Ecco che diventa necessario la costituzione all’interno
della nostra macchina comunale del S.I.T. (sistema informativo
territoriale) attraverso la gestione diretta del catasto
urbano.
La possibilità ci è offerta dalla cosiddetta
Riforma Bassanini, mai troppo attuata e mai compiutamente
compresa nelle possibilità e nelle opportunità
concesse alla pubblica amministrazione.
L’ente comune è chiamato ad intervenire
su gestione, uffici e competenze affidate oggi all’Agenzia
del Territorio e quindi a contribuire al miglioramento
delle condizioni del sistema catastale, giacchè
conosce (o almeno dovrebbe conoscere) le carenze informative
degli archivi dei beni immobili (in molti casi sono
informazioni già in suo possesso); gestisce amministrativamente
gran parte delle variazioni sul territorio (ad esempio
attraverso il rilascio delle concessioni e le comunicazioni
di inizio attività); è direttamente interessato
alle variazioni oggettive e soggettive (ad esempio ai
fini ICI ed altre imposte comunali legate agli immobili);
tende, per dare efficacia alla propria attività,
ad integrare gli archivi alfanumerici e grafici connessi
con la toponomastica, la numerazione civica, la verifica
dei tributi comunali, la gestione delle reti tecnologiche,
la gestione del PRG (certificati di destinazione urbanistica,
varianti, vincoli, piani attuativi), ecc.

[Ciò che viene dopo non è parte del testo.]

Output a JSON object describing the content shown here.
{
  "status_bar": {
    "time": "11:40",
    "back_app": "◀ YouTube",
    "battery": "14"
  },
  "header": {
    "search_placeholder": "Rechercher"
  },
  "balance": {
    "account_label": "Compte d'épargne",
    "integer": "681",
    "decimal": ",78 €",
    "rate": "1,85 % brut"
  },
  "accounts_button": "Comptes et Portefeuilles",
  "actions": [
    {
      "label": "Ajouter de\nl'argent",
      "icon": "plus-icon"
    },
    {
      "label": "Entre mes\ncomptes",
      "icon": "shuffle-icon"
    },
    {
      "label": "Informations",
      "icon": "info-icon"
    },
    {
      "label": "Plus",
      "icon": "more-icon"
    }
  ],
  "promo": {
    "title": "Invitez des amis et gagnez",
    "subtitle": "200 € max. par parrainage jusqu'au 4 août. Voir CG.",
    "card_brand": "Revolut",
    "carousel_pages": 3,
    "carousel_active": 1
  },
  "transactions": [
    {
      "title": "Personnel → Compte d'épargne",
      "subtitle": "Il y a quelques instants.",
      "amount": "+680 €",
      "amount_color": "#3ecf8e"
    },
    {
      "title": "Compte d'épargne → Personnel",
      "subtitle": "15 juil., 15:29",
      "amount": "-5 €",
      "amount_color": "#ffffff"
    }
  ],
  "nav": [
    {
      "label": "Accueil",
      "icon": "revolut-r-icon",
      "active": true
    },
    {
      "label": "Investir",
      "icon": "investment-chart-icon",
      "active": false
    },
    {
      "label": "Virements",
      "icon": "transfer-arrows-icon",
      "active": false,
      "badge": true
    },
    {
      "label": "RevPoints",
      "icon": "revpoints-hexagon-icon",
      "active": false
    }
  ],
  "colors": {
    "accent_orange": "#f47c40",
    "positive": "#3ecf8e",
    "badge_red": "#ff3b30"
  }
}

La scelta che il nostro ente deve fare è se gestire
tale nuova funzione singolarmente o associarsi con altri
enti, così come auspicabile, perché l’Unione
dei Comuni costituisce il prototipo più avanzato
di modello associativo incentivato, fra l’altro,
finanziariamente dallo Stato.
E’ chiaro che ad essa devono conferirsi, anche
in modo progressivo, sempre più funzioni: non
si giustifica, in termini di costi e vantaggi, la costituzione
di tale ente associativo solo per una o per poche funzioni,
per cui l’Unione recentemente istituita dal nostro
ente con San Marco Evangelista e Maddaloni per la gestione
del ciclo integrato dei rifiuti urbani deve necessariamente
ampliare il proprio spettro di competenze con l’obiettivo
di raggiungere economie di scala e di un miglioramento
dei servizi erogati.
E’ solo attraverso tale tipo di impostazione e
di filosofia gestionale che termini come efficienza
ed efficacia, mutuati dal mondo imprenditoriale privato,
possono attecchire e germogliare in un terreno, quello
dell’amministrazione pubblica, che mal si presta,
(chissà perché?) a metabolizzare tali
concetti e a costituire il perno delle future decisioni
riguardanti la gestione della cosa pubblica.